Here’s the problem with the loss of biodiversity: The Earth functions like an incredibly complex machine, and there doesn’t appear to be any unnecessary parts. Each species, from the lowliest microbe to humans, plays a part in keeping the planet running smoothly. In this sense, each part is related. If a lot of those parts suddenly vanish, then the machine that is Earth can’t function properly.
With the rate at which certain fruits and animals that were once commonly found all across the country are gradually becoming scarce, we must agree that Nature isn’t functioning the way she used to and we, humans are to blame.
Nigeria is well endowed with forest resources but the excessive exploitation of these forest resources has become a huge source of concern and threat of economic, social and environmental importance. The forest, apart from providing a large proportion of the global supply of timber and fuel, also provides a wide range of non-wood products and environmental functions. These products include bush meat, medicine, watershed protection, stabilisation of the hydrological regime and carbon sequestration. Forests regulate global climate and act as major agents of carbon exchange in the atmosphere.

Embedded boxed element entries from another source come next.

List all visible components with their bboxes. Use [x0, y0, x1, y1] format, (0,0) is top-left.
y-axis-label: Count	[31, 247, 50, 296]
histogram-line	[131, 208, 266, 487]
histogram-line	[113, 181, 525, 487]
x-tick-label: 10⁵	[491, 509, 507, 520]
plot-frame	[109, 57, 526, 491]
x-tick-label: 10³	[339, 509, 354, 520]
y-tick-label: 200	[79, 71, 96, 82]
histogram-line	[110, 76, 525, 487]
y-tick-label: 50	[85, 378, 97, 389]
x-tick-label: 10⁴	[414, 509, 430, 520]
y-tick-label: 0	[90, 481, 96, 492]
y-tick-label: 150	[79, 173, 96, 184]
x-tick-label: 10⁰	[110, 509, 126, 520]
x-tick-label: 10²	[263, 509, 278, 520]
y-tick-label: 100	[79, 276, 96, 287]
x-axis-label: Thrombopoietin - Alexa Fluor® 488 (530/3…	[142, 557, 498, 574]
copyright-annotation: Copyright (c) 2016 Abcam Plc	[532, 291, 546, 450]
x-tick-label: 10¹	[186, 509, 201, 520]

It has been reported that Nigeria loses 4 per cent of its forest cover each year, making it one of the highest in the world, where forest loss alone is responsible for about 20 per cent of greenhouse gas emissions, especially carbon, which is a prime contributor to global warming and climate change.
In the last decade or thereabouts, experts have cried out about rising global temperatures, and the alteration of local climatic conditions, which have led to heat-related fatalities, as well as spread of infectious diseases, malnutrition, disruption of farming season, dehydration, damage to public health infrastructure, migration of both man and animals, and also destruction of properties. We can no longer remain ignorant of the resultant effects of our many anthropogenic activities to the environment.
The most important thing about global warming is this: Whether humans are responsible for the bulk of climate change is going to be left to the scientists, but it is all of our responsibility to leave this planet in better shape for the future generations than we found it. We need to remember nature was there before the inhabitants, ensuring that we had the three most important components of life, the air that we breathe, the water that we drink and for some live in and the food that we eat. As we celebrate the International Day of Forests today with the theme ‘Forest and Education,’ let us educate ourselves with the fact that if all mankind were to disappear, the world would regenerate back to the rich state of equilibrium that existed 10,000 years ago but if insects were to vanish, the environment would collapse into chaos.